When you simplify square roots, you are reorganizing the expression to make it simpler and easier to understand. Square roots that involve perfect squares can be broken down further.
For example, if you have the square root of 18, you can simplify it by finding the factors of 18 that include a perfect square.

• 18 can be factored into 9 and 2.
• Here, 9 is a perfect square, because its square root is a whole number: \( \sqrt{9} = 3 \).
• Thus, \( \sqrt{18} = \sqrt{9 \times 2} = \sqrt{9} \times \sqrt{2} = 3\sqrt{2} \).

Breaking numbers into components with perfect squares allows you to simplify the expression effectively. This approach makes it easier to deal with calculations involving square roots.

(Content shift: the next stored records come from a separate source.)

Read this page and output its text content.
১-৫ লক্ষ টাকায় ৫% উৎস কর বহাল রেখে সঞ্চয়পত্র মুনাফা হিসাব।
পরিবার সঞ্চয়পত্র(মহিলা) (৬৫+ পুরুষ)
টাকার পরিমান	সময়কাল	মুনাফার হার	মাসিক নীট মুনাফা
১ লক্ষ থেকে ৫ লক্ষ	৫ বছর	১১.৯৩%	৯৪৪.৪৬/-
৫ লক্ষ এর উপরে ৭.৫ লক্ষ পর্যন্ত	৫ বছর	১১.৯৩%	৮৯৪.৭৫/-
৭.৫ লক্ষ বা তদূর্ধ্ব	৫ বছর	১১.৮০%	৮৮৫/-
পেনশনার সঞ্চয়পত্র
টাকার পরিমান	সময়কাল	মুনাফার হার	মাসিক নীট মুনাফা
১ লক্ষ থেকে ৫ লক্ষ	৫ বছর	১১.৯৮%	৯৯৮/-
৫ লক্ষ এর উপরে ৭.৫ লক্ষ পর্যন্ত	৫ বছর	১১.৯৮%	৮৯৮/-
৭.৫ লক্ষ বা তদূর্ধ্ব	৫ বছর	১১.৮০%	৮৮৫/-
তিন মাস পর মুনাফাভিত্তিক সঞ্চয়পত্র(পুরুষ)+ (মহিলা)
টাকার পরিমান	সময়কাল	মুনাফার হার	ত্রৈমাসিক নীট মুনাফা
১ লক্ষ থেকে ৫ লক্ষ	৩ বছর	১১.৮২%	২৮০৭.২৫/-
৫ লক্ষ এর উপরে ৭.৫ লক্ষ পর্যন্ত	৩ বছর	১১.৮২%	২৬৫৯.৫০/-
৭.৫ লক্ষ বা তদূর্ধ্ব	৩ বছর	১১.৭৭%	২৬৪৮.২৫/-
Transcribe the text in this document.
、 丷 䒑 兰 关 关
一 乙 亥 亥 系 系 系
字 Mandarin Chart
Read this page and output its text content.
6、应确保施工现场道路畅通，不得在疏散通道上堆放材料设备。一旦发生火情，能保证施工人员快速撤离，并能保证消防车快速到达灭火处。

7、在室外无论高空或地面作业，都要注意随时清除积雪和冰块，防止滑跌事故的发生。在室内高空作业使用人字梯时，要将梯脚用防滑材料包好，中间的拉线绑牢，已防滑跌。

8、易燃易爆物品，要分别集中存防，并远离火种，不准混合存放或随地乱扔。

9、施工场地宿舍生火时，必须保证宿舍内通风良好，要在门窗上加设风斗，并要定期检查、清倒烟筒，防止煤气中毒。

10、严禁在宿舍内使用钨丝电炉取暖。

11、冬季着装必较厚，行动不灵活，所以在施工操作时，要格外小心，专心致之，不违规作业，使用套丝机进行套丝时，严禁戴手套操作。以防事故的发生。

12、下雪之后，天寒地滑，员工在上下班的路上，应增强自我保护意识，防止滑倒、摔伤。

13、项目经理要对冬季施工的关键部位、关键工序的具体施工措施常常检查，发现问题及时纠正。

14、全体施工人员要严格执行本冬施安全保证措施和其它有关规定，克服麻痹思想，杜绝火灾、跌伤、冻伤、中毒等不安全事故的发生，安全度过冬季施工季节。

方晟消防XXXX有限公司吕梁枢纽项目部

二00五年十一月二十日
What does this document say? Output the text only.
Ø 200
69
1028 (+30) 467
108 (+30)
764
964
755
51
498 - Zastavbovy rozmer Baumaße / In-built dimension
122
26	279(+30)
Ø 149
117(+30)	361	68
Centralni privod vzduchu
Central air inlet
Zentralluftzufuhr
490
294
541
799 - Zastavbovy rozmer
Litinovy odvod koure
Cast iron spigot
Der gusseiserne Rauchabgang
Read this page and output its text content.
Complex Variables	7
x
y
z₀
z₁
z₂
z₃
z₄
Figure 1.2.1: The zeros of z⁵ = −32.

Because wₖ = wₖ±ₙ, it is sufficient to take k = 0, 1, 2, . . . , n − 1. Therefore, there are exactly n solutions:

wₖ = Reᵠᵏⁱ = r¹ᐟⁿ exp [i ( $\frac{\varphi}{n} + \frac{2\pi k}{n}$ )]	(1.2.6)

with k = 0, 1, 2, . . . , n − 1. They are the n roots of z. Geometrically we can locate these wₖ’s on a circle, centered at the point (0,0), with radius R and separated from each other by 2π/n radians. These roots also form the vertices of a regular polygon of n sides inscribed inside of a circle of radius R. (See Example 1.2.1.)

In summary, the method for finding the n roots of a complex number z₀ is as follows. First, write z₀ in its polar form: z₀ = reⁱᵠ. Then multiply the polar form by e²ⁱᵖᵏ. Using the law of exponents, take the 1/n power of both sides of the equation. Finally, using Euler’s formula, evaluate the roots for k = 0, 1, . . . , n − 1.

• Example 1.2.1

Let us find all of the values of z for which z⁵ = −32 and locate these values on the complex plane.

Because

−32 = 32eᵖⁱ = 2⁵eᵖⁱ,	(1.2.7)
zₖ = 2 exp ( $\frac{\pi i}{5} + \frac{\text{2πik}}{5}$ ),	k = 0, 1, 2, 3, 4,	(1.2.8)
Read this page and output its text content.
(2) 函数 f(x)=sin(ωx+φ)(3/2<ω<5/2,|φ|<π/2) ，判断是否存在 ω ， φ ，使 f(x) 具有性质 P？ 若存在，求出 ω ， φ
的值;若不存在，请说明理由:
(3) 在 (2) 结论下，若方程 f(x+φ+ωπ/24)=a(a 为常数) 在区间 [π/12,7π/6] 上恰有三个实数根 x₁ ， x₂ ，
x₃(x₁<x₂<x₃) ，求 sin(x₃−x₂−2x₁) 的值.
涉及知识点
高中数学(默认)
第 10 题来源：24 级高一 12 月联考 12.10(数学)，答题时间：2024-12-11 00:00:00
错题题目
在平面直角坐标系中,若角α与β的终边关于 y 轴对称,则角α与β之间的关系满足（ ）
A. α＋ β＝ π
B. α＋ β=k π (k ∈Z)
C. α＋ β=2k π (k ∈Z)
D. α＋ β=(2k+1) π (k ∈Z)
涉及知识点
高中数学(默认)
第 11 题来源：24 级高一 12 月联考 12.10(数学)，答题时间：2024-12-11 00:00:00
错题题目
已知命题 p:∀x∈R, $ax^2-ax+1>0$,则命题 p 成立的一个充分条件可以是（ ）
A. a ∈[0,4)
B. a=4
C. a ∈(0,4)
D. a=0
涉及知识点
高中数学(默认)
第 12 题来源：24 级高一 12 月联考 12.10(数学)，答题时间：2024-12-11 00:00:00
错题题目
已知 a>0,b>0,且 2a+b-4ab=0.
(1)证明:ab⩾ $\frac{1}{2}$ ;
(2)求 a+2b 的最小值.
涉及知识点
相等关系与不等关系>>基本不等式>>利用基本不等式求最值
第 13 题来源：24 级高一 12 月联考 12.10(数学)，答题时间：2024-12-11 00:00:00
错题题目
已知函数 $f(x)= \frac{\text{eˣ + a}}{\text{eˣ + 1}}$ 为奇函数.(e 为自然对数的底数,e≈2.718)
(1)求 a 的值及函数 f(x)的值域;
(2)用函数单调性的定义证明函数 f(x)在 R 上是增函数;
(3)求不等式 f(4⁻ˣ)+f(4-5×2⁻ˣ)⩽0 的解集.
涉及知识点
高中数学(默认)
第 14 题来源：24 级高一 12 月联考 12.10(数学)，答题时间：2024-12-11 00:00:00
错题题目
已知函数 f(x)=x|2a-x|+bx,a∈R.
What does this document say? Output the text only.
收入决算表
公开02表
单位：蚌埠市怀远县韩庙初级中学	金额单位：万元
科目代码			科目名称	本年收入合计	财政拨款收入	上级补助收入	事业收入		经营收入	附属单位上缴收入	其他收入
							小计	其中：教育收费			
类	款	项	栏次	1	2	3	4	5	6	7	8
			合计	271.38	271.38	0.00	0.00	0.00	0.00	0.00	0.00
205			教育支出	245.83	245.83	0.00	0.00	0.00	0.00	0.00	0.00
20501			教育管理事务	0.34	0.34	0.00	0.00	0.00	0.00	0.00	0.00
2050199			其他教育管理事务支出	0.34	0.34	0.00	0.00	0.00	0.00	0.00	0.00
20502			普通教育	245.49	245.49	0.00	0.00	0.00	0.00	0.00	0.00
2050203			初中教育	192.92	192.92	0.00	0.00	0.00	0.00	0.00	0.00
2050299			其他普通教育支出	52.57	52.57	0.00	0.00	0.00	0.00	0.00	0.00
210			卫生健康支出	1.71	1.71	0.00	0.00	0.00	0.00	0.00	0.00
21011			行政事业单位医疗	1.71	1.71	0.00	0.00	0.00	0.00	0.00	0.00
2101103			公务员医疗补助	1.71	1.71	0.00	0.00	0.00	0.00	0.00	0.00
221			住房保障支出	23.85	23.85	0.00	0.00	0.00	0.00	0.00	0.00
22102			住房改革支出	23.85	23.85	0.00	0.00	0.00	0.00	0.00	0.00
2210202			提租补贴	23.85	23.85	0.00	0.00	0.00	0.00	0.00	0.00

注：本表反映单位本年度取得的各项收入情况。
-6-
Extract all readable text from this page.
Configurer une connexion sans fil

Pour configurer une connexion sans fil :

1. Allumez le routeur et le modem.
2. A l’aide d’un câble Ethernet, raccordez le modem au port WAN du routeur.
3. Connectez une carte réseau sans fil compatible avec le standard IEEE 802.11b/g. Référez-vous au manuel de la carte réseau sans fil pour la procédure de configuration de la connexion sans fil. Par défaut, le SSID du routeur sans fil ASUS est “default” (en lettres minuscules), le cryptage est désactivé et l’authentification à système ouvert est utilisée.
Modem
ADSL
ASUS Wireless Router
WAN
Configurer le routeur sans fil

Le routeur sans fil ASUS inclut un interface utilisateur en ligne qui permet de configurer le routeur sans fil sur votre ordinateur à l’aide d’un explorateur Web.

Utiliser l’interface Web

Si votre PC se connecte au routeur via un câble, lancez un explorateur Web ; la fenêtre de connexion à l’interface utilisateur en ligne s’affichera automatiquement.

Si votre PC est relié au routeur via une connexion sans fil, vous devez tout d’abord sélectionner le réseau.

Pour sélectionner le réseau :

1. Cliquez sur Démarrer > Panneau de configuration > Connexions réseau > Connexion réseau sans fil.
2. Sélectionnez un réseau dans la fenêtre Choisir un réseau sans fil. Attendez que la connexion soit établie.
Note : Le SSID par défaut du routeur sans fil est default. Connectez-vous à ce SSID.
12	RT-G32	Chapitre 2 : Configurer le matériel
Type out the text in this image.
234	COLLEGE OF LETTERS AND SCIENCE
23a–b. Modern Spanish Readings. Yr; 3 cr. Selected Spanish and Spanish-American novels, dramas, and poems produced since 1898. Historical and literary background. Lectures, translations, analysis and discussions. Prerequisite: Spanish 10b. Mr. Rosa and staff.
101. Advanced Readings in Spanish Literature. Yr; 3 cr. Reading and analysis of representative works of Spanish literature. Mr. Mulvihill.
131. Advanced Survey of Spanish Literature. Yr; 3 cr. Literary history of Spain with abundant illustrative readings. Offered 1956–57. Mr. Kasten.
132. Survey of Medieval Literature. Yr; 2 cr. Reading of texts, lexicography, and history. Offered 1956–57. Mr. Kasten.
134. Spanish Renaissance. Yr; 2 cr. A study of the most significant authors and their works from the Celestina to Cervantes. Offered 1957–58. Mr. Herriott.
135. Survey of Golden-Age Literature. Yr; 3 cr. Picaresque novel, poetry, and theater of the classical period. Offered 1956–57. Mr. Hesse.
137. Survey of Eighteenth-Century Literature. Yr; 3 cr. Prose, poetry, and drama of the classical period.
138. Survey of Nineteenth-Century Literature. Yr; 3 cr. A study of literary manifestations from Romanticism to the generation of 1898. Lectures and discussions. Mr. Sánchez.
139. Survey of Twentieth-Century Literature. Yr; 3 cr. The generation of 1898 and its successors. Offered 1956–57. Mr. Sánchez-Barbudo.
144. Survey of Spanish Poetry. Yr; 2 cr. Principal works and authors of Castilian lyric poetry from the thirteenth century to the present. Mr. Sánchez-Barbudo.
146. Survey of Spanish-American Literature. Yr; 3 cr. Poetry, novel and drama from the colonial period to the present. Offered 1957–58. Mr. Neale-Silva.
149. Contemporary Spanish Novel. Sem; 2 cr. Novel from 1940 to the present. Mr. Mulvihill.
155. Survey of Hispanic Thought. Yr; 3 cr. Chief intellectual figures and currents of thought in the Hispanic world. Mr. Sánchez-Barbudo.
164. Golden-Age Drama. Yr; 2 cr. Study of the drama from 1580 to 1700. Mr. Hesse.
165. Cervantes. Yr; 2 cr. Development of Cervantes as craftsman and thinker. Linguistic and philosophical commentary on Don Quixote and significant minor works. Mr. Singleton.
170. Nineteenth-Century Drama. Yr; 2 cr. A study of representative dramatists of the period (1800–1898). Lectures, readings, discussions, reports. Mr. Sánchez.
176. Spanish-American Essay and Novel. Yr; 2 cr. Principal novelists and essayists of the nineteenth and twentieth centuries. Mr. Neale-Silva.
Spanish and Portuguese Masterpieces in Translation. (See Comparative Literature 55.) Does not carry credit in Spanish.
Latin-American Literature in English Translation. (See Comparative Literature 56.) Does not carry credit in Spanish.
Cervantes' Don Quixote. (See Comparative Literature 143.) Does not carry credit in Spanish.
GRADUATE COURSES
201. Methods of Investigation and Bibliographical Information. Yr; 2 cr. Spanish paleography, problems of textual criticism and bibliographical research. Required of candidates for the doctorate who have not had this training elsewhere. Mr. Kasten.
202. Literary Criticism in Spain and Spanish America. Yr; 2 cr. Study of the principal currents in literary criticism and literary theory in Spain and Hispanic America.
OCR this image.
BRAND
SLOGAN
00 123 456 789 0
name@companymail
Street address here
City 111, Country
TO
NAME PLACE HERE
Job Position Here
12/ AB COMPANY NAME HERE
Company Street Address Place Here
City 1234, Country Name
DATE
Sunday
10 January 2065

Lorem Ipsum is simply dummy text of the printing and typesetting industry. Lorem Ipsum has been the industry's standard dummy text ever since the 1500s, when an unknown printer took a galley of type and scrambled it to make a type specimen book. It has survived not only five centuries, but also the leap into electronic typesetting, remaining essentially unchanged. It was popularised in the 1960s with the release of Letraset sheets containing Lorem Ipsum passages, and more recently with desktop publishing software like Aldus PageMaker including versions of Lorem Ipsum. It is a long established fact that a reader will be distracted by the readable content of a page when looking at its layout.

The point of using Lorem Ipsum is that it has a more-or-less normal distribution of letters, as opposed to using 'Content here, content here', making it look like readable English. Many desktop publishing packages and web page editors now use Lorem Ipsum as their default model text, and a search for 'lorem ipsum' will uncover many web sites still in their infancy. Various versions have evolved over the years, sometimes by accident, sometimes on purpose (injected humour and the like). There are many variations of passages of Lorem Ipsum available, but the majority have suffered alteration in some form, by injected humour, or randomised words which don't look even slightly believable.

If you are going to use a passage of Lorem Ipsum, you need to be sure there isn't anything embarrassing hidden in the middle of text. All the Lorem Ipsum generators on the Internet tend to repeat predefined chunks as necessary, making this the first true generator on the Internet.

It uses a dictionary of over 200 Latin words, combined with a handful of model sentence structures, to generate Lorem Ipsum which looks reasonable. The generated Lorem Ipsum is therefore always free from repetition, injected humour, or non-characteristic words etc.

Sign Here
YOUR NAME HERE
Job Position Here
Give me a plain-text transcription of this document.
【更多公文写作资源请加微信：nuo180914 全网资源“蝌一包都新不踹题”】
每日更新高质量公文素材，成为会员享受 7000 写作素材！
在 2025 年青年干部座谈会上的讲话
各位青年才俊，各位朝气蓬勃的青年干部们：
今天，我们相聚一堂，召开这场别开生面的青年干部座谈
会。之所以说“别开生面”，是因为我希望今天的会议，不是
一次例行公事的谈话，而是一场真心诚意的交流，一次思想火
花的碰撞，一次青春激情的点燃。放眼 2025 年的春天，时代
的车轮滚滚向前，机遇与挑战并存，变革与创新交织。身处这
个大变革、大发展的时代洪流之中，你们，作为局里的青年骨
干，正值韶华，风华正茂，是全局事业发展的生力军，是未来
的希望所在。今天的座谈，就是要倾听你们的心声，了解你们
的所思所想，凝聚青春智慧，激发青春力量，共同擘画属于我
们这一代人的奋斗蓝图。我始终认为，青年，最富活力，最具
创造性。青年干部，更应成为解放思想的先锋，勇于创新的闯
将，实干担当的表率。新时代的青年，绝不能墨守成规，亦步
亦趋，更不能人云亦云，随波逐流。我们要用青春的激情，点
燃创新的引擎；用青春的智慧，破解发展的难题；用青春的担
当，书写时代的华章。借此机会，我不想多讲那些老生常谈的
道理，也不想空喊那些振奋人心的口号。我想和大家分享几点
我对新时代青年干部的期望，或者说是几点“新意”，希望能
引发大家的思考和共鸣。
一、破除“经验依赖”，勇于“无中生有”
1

A radical expression includes values that are under a radical sign, typically a square root. These expressions can combine numbers and variables.
When simplifying radical expressions, the goal is to remove any factors that are perfect squares from underneath the square root.

• When you have a term like \( \sqrt{x^2 \cdot y} \), it can be simplified to \( x\sqrt{y} \), assuming \( x \) is non-negative.
• This approach cuts down on complexity and makes calculations with these expressions more manageable.
• You can also combine like terms if radical expressions share the same radical part. For example, \( 3\sqrt{2} + 5\sqrt{2} = 8\sqrt{2} \).

Understanding how to manage radical expressions is crucial for handling more complex algebraic expressions.

When multiplying radicals, the process is straightforward: multiply the coefficients and the radicands separately before simplifying.
Consider the multiplication of two radical terms: \((3\sqrt{3})(2\sqrt{6})\).

• First, multiply the coefficients: 3 and 2, which gives 6.
• Then, multiply the radicands: \(\sqrt{3} \times \sqrt{6} = \sqrt{18} \).
• Simplify the result if possible: \(6\sqrt{18} \).

As shown in the simplification step, \(\sqrt{18} \) can be reduced to \(3\sqrt{2} \). Finally, multiply back: \(6 \times 3\sqrt{2} = 18\sqrt{2}\).
This method of breaking down and simplifying each part as you go helps make complex radical multiplications easier to solve.